His fans have posted dozens of videos of him or his songs on YouTube; in the mid-1990s, a new generation discovered him when folk musician and entrepreneur Ani DiFranco edited about 100 hours of homemade tapes of his performances and combined them with electronic hip-hop, creating an album called “The Past Didn’t Go Anywhere” (1996) and releasing it on her Righteous Babe label.

In 1999, he collaborated with DiFranco on the live album “Fellow Workers,” which was nominated for a 2000 Grammy in the contemporary folk album category.

“He was a real storyteller in his performances. He was just a catalog of people’s history in the United States,” DiFranco said this week. “He was so engaging on many, many levels.”

Mr. Phillips was a card-carrying member of the Industrial Workers of the World (Wobblies), a radical union that called for all working people to unite.

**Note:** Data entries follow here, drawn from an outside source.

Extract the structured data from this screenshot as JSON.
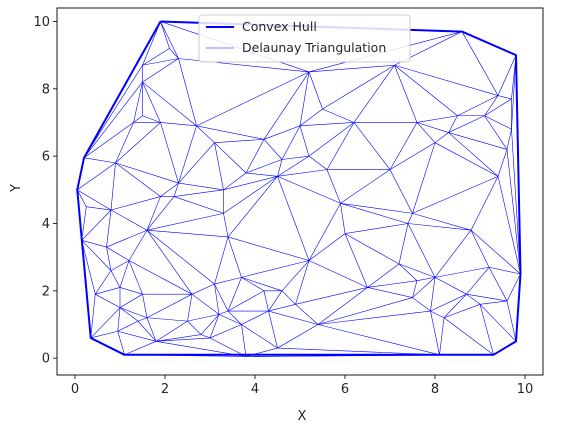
{
  "chart_data": {
    "type": "line",
    "xlabel": "X",
    "ylabel": "Y",
    "xlim": [
      -0.4,
      10.4
    ],
    "ylim": [
      -0.5,
      10.4
    ],
    "xticks": [
      "0",
      "2",
      "4",
      "6",
      "8",
      "10"
    ],
    "yticks": [
      "0",
      "2",
      "4",
      "6",
      "8",
      "10"
    ],
    "grid": false,
    "legend_position": "top-center",
    "series": [
      {
        "name": "Convex Hull",
        "color": "#0000ff",
        "points": [
          [
            1.9,
            10.0
          ],
          [
            8.6,
            9.7
          ],
          [
            9.8,
            9.0
          ],
          [
            9.9,
            2.5
          ],
          [
            9.8,
            0.5
          ],
          [
            9.3,
            0.1
          ],
          [
            1.1,
            0.1
          ],
          [
            0.35,
            0.6
          ],
          [
            0.05,
            5.0
          ],
          [
            0.2,
            5.95
          ]
        ]
      },
      {
        "name": "Delaunay Triangulation",
        "color": "#0000ff",
        "points": [
          [
            1.9,
            10.0
          ],
          [
            8.6,
            9.7
          ],
          [
            9.8,
            9.0
          ],
          [
            9.9,
            2.5
          ],
          [
            9.8,
            0.5
          ],
          [
            9.3,
            0.1
          ],
          [
            1.1,
            0.1
          ],
          [
            0.35,
            0.6
          ],
          [
            0.05,
            5.0
          ],
          [
            0.2,
            5.95
          ],
          [
            2.1,
            9.2
          ],
          [
            1.5,
            8.7
          ],
          [
            2.3,
            8.9
          ],
          [
            5.2,
            8.5
          ],
          [
            7.1,
            8.7
          ],
          [
            9.4,
            7.8
          ],
          [
            9.7,
            7.7
          ],
          [
            1.5,
            8.2
          ],
          [
            1.3,
            7.0
          ],
          [
            1.5,
            7.2
          ],
          [
            1.9,
            7.0
          ],
          [
            2.7,
            6.9
          ],
          [
            4.2,
            6.5
          ],
          [
            5.0,
            6.9
          ],
          [
            5.5,
            7.4
          ],
          [
            6.2,
            7.0
          ],
          [
            7.6,
            7.0
          ],
          [
            8.5,
            7.2
          ],
          [
            9.1,
            7.2
          ],
          [
            9.7,
            6.8
          ],
          [
            0.9,
            5.8
          ],
          [
            2.3,
            5.2
          ],
          [
            3.1,
            6.4
          ],
          [
            3.3,
            5.0
          ],
          [
            4.6,
            5.9
          ],
          [
            5.2,
            6.0
          ],
          [
            5.6,
            5.6
          ],
          [
            7.0,
            5.6
          ],
          [
            8.0,
            6.4
          ],
          [
            8.3,
            6.7
          ],
          [
            9.6,
            6.2
          ],
          [
            1.9,
            4.8
          ],
          [
            2.2,
            4.8
          ],
          [
            0.25,
            4.5
          ],
          [
            0.8,
            4.4
          ],
          [
            1.6,
            3.8
          ],
          [
            3.3,
            4.3
          ],
          [
            3.8,
            5.5
          ],
          [
            4.5,
            5.4
          ],
          [
            5.9,
            4.6
          ],
          [
            7.5,
            4.3
          ],
          [
            9.4,
            5.4
          ],
          [
            0.15,
            3.5
          ],
          [
            0.7,
            3.3
          ],
          [
            0.8,
            2.6
          ],
          [
            1.2,
            2.9
          ],
          [
            3.4,
            3.6
          ],
          [
            5.2,
            2.9
          ],
          [
            6.0,
            3.7
          ],
          [
            7.2,
            2.8
          ],
          [
            7.4,
            4.0
          ],
          [
            8.8,
            3.8
          ],
          [
            9.2,
            2.7
          ],
          [
            0.45,
            1.9
          ],
          [
            1.0,
            2.1
          ],
          [
            1.5,
            1.9
          ],
          [
            2.6,
            1.9
          ],
          [
            3.1,
            2.2
          ],
          [
            3.7,
            2.4
          ],
          [
            4.2,
            2.0
          ],
          [
            4.6,
            2.0
          ],
          [
            4.3,
            1.4
          ],
          [
            4.9,
            1.6
          ],
          [
            6.5,
            2.1
          ],
          [
            7.5,
            1.8
          ],
          [
            7.6,
            2.3
          ],
          [
            8.0,
            2.4
          ],
          [
            8.7,
            1.9
          ],
          [
            9.6,
            1.7
          ],
          [
            1.0,
            1.5
          ],
          [
            1.4,
            1.1
          ],
          [
            1.6,
            1.2
          ],
          [
            2.5,
            1.1
          ],
          [
            3.2,
            1.3
          ],
          [
            3.4,
            1.4
          ],
          [
            3.0,
            0.6
          ],
          [
            3.7,
            1.0
          ],
          [
            4.5,
            0.3
          ],
          [
            5.4,
            1.0
          ],
          [
            7.9,
            1.4
          ],
          [
            8.2,
            1.2
          ],
          [
            9.0,
            1.6
          ],
          [
            1.8,
            0.5
          ],
          [
            2.8,
            0.7
          ],
          [
            3.8,
            0.05
          ],
          [
            8.1,
            0.1
          ],
          [
            0.95,
            0.8
          ]
        ]
      }
    ]
  },
  "legend": {
    "hull_label": "Convex Hull",
    "tri_label": "Delaunay Triangulation"
  }
}
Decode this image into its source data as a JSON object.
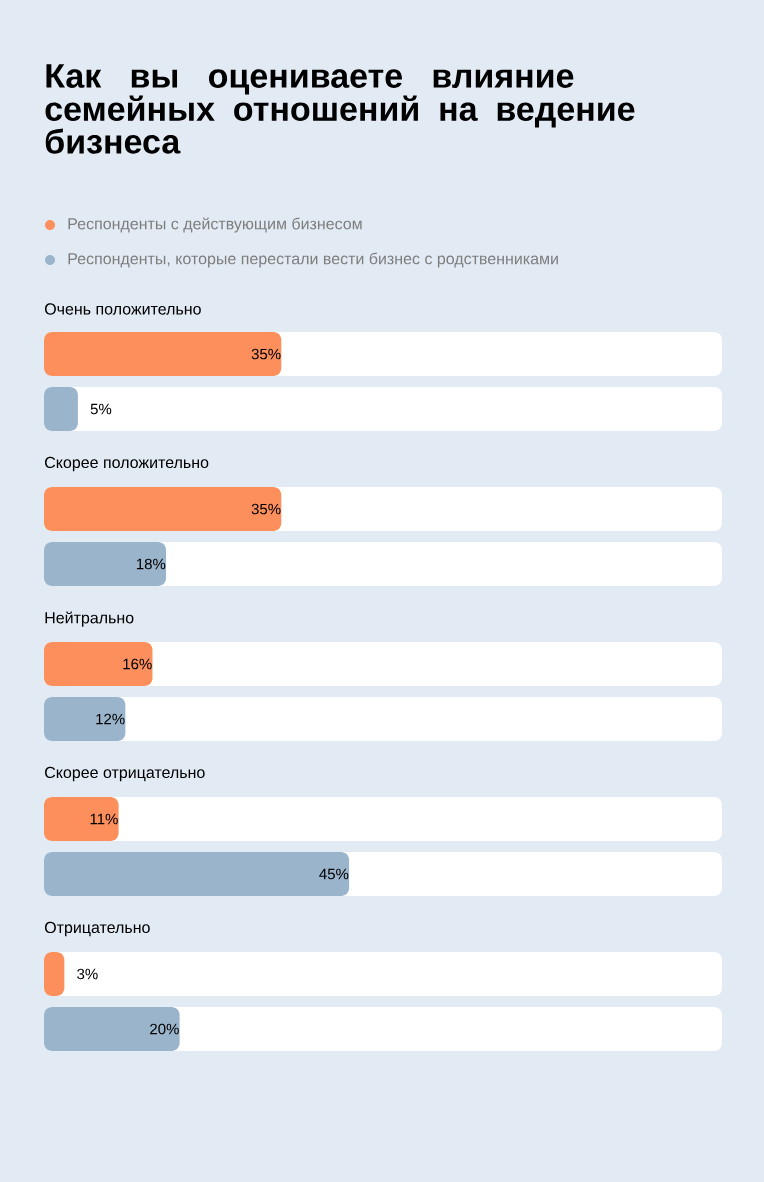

He ran for president in 1976 as an anarchist, but he never voted — except in 2004 when President George W. Bush’s policies so enraged him, DiFranco said.

“He voted for ‘Not That Guy,'” she said.

Emmylou Harris, Waylon Jennings, Joan Baez, Tom Waits and Arlo Guthrie have all sung his songs.

He was born Bruce Phillips in Cleveland to two labor organizers. His family moved to Utah in 1947, where Mr. Phillips learned to play the ukulele from an instruction manual, then took to the roads and rails of the West as a teenager. He adopted the name U. Utah Phillips in emulation of country vocalist T. Texas Tyler.

Broke and out of work, he joined the Army in 1956 and was sent to Korea for three years. “I wanted to learn a trade, but all they taught me was how to shoot,” he said in a Sing Out magazine interview. “What I really learned in the Army was how to be a pacifist.”

After his discharge, he began to drink heavily and ride the rails. He drew a distinction between what he did and hobos and bums, quoting the 19th Century physician to the poor, Ben Reitman.

“A hobo works and wanders, a tramp dreams and wanders, and a bum drinks and wanders,” Mr. Phillips told the Milwaukee Journal Sentinel in 2006. “That’s about right. I tramped. When I was on the freight trains, I wasn’t looking for work. I was looking to go from place to place without paying any money.”